Senior specialists say Telangana may be bidding for herd immunity but that may not be easy to achieve

Hyderabad: The Telangana government’s decision not to test secondary contacts of Covid-19 patients other than those individuals exhibiting clear symptoms of the disease is an option fraught with uncertainties, some senior doctors said.

In other words, the Telangana government does not know what it's doing, they feel. So little is known about the disease biology anyway.

Unless a fool-proof system is in place to protect vulnerable sections of the population, attempting to develop herd immunity may not achieve the desired results, they said.

Even the World Health Organisation (WHO) on Saturday said very little, if anything, is known about how long a person infected with the coronavirus who then recovers from the Covid-19 disease, has immunity that he or she developed in the process of fighting off the disease.

Though the most visible symptoms being sought among people who would be ‘eligible’ for testing are related to breathing difficulties, cough, cold coupled with high fever, there is now scientific consensus from across the world that the coronavirus can and does infect several other organs of the body in addition to the lungs. These include the heart, kidneys, liver, the cerebellum, testes, and ovaries and intestines.

The short, medium, or long-term implications for individual health from a coronavirus infection is just not known. “Will exposure to the disease provide long-term immunity? That is the million-dollar question,” a senior infectious diseases specialist said.

“If we can protect our vulnerable population, then attempting to develop herd immunity makes sense. But our society is far from being able to do anything close to this,” the senior doctor said.

Any patient that recovers, especially after a severe infection, can expect impaired functions of some organs. The same could be the case with people exhibiting mild symptoms. “It will all depend on the extent of cell damage to an organ. Such damage needs to be identified, which means people even with mild symptoms will have to be tested to determine what is happening with them,” a former professor of cardiology said.

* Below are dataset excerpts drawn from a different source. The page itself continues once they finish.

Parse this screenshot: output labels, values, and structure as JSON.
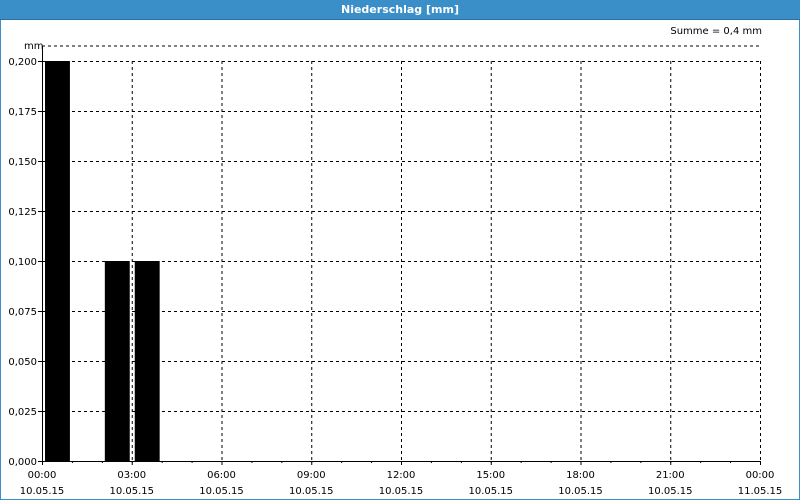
{
  "window": {
    "title": "Niederschlag [mm]"
  },
  "summary": "Summe = 0,4 mm",
  "colors": {
    "titlebar": "#3b8fc8",
    "bar": "#000000",
    "grid": "#000000"
  },
  "chart_data": {
    "type": "bar",
    "title": "Niederschlag [mm]",
    "ylabel": "mm",
    "xlabel": "",
    "ylim": [
      0,
      0.2
    ],
    "grid": true,
    "y_ticks": [
      "0,000",
      "0,025",
      "0,050",
      "0,075",
      "0,100",
      "0,125",
      "0,150",
      "0,175",
      "0,200"
    ],
    "x_ticks": [
      {
        "time": "00:00",
        "date": "10.05.15"
      },
      {
        "time": "03:00",
        "date": "10.05.15"
      },
      {
        "time": "06:00",
        "date": "10.05.15"
      },
      {
        "time": "09:00",
        "date": "10.05.15"
      },
      {
        "time": "12:00",
        "date": "10.05.15"
      },
      {
        "time": "15:00",
        "date": "10.05.15"
      },
      {
        "time": "18:00",
        "date": "10.05.15"
      },
      {
        "time": "21:00",
        "date": "10.05.15"
      },
      {
        "time": "00:00",
        "date": "11.05.15"
      }
    ],
    "x_range": [
      "10.05.15 00:00",
      "11.05.15 00:00"
    ],
    "bars": [
      {
        "start": "10.05.15 00:00",
        "end": "10.05.15 01:00",
        "value": 0.2
      },
      {
        "start": "10.05.15 02:00",
        "end": "10.05.15 03:00",
        "value": 0.1
      },
      {
        "start": "10.05.15 03:00",
        "end": "10.05.15 04:00",
        "value": 0.1
      }
    ]
  }
}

The real challenge, according to experts, is that currently there is little or no understanding of the Covid-19 disease biology. “Unless the government lays out its plan on management of the herd immunity exercise, it might be viewed as an admission that it has given up.

In the US, it has been found that 14 per cent of patients have developed issues with their cardiac muscles. Some three to five per cent of patients have developed problems related to testicles,” one expert said.

One doctor said that experience has shown that Indians do not worry much about their health unless they are diagnosed with a health problem. “Then there is the problem with auto-immune diseases, especially affecting kidneys, which is also a target organ in Covid-19. In any case, herd immunity works in a country like ours only when accompanied by vaccination. That is the reason why, though there are no polio cases for years, we still keep inoculating children against the disease,” the doctor said.